Professor David Healy of Bangor University was giving evidence on behalf of the O'Neill family.
"I'm pinpointing sertraline as the drug that produced the catastrophic reaction," Professor Healy said. "When Mr O'Neill gets sertraline he shifts states quantitatively."
His death in July 2016 followed a prescription for sertraline.
Prof Healy paraphrased Mr O'Neill's attitude in the weeks leading up to his death: "He said: 'This drug is poisoning me. It's giving me problems I never had before'.
"He's handing them the diagnosis on a plate, and the system is not listening."
Prof Healy queried the safety of sertraline, the first-choice antidepressant in the UK for adults.
"The evidence in SSRIs (the category of drugs to which sertraline belongs) is that they cause more suicides than they prevent," he said.
In support, he quoted the US Food and Drug Administration, which found more deaths among patients on SSRIs than among those on placebos.
Under cross-examination he robustly queried the response to Mr O'Neill's distress:
"The system, in Mr O'Neill's case, did not know what it was doing and was flailing around," Prof Healy said.
He emphasised he was not blaming individual medical staff.
"I was impressed by his GP and nothing I'm going to say here impugns him," he said.
Coroner Patrick McGurgan is considering a report written by Prof Healy for the O'Neill family.
Consultant psychiatrist Dr Pat McMahon gave evidence on behalf of the Southern Trust.
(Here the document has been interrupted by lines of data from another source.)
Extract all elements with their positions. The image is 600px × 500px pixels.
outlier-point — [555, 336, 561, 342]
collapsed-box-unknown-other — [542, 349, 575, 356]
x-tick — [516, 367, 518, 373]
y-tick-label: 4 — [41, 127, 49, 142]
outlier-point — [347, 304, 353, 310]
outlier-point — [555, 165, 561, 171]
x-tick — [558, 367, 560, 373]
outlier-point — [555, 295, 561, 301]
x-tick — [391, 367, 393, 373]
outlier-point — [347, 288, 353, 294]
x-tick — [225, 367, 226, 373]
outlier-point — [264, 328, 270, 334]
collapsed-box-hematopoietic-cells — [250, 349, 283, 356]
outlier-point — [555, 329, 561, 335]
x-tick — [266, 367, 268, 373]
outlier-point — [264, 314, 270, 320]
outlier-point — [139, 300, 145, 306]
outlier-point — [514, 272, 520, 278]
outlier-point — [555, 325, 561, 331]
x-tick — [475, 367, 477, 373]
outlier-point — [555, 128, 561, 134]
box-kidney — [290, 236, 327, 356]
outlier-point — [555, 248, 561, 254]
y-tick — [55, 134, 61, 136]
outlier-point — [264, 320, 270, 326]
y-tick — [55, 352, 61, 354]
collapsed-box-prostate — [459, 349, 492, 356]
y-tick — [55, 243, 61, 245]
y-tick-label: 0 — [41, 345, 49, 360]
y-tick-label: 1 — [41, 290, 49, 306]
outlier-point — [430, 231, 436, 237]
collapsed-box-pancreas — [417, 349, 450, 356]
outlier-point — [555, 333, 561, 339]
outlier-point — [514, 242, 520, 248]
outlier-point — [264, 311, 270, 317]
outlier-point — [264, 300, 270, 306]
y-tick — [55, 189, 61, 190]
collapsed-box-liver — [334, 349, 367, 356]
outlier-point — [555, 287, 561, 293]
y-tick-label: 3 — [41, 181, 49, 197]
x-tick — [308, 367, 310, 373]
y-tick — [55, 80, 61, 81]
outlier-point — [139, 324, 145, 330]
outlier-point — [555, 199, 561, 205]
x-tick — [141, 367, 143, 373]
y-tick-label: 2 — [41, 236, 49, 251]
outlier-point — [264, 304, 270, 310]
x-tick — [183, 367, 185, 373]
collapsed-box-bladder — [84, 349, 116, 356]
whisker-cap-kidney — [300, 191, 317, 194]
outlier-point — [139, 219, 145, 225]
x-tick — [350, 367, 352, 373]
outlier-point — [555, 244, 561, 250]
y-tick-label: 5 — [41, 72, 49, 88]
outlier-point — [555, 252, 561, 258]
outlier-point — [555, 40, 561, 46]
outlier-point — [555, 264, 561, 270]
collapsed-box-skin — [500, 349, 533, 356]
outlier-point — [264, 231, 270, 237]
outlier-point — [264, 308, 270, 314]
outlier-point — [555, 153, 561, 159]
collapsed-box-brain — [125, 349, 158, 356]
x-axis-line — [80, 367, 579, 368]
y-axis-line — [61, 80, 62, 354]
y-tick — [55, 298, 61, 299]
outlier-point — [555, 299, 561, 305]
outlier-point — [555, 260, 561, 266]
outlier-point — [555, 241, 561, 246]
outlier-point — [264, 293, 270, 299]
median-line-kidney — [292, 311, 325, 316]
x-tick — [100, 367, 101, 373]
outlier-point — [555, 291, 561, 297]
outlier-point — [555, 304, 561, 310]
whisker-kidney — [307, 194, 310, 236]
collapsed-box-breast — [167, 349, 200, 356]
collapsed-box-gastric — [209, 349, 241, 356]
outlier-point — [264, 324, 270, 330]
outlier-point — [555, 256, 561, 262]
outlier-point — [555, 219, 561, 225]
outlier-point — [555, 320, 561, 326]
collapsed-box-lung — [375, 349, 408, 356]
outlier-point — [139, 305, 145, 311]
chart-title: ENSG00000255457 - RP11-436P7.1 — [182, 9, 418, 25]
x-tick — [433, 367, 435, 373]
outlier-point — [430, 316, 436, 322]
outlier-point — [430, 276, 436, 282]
He said Mr O'Neill's treatment was within the guidelines at all times.
Analysis established the benefits of the medication outweighed the risk.
He denied the trust was putting people at risk.
He agreed that sertraline was a factor in Mr O'Neill's death.
"There was a clear adverse reaction to the medication, and that was recognised," he said.
The coroner is to deliver his verdict today.